3. Volumen de cirugías excesivo y trato poco personalizado
Muchas clínicas funcionan con un modelo de alto volumen, donde un mismo cirujano puede operar a varios pacientes al día. Esto reduce el tiempo de estudio del caso, planificación y personalización del resultado.
4. Barrera del idioma y problemas de información real
Un consentimiento informado de calidad requiere que el paciente entienda perfectamente riesgos, límites y posibles complicaciones. En muchos casos, esa comunicación es deficiente o incompleta.
5. Si algo sale mal, estás solo
Cuando aparecen infecciones, necrosis, asimetrías graves o problemas funcionales, el paciente ya está en su país. Reclamar en otro sistema legal es difícil, caro y, muchas veces, imposible.
Lo que vemos en consulta: experiencia clínica real
En el Instituto de Benito tratamos cada año pacientes que acuden tras haberse operado en el extranjero con:
- Infecciones severas
- Deformidades estéticas importantes
- Secuelas permanentes
- Resultados que requieren cirugías reconstructivas complejas
Desde el punto de vista médico, la cirugía secundaria o reparadora siempre es más compleja, más arriesgada y más costosa que una primera cirugía bien hecha.

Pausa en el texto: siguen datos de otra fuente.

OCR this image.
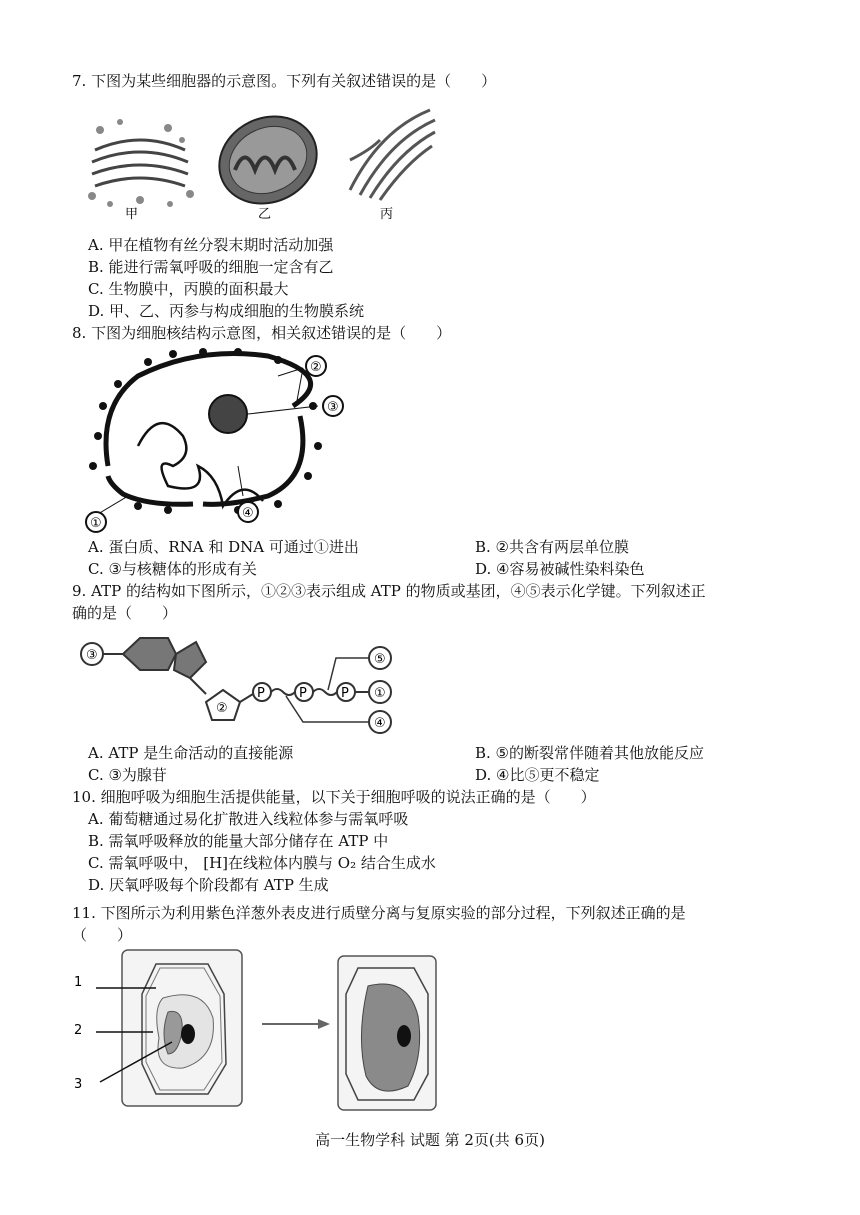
7. 下图为某些细胞器的示意图。下列有关叙述错误的是（　　）
甲	乙	丙
A. 甲在植物有丝分裂末期时活动加强
B. 能进行需氧呼吸的细胞一定含有乙
C. 生物膜中，丙膜的面积最大
D. 甲、乙、丙参与构成细胞的生物膜系统
8. 下图为细胞核结构示意图，相关叙述错误的是（　　）
②
③
①
④
A. 蛋白质、RNA 和 DNA 可通过①进出	B. ②共含有两层单位膜
C. ③与核糖体的形成有关	D. ④容易被碱性染料染色
9. ATP 的结构如下图所示，①②③表示组成 ATP 的物质或基团，④⑤表示化学键。下列叙述正
确的是（　　）
③
②
P	P	P ①
⑤
④
A. ATP 是生命活动的直接能源	B. ⑤的断裂常伴随着其他放能反应
C. ③为腺苷	D. ④比⑤更不稳定
10. 细胞呼吸为细胞生活提供能量，以下关于细胞呼吸的说法正确的是（　　）
A. 葡萄糖通过易化扩散进入线粒体参与需氧呼吸
B. 需氧呼吸释放的能量大部分储存在 ATP 中
C. 需氧呼吸中， [H]在线粒体内膜与 O₂ 结合生成水
D. 厌氧呼吸每个阶段都有 ATP 生成
11. 下图所示为利用紫色洋葱外表皮进行质壁分离与复原实验的部分过程，下列叙述正确的是
（　　）
1
2
3
高一生物学科 试题 第 2页(共 6页)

La diferencia entre un viaje y un acto médico
La cirugía estética no es un producto turístico. Es un acto médico que implica riesgos reales y que debe realizarse con criterios de:
- Seguridad hospitalaria
- Experiencia acreditada del cirujano
- Seguimiento médico continuado
- Responsabilidad legal y médica a largo plazo
En el Instituto de Benito trabajamos bajo estos principios, con un enfoque médico integral antes, durante y después de cada intervención.
Conclusión médica
Ahora ya sabes por qué tanta gente viaja a Turquía a operarse. Pero también sabes por qué, desde un punto de vista médico y de seguridad, no es una decisión recomendable.
Cuando se trata de tu cuerpo y tu salud, el precio nunca debería ser el principal criterio.
Elegir bien al cirujano y al centro es una inversión en seguridad, en resultados y en tranquilidad.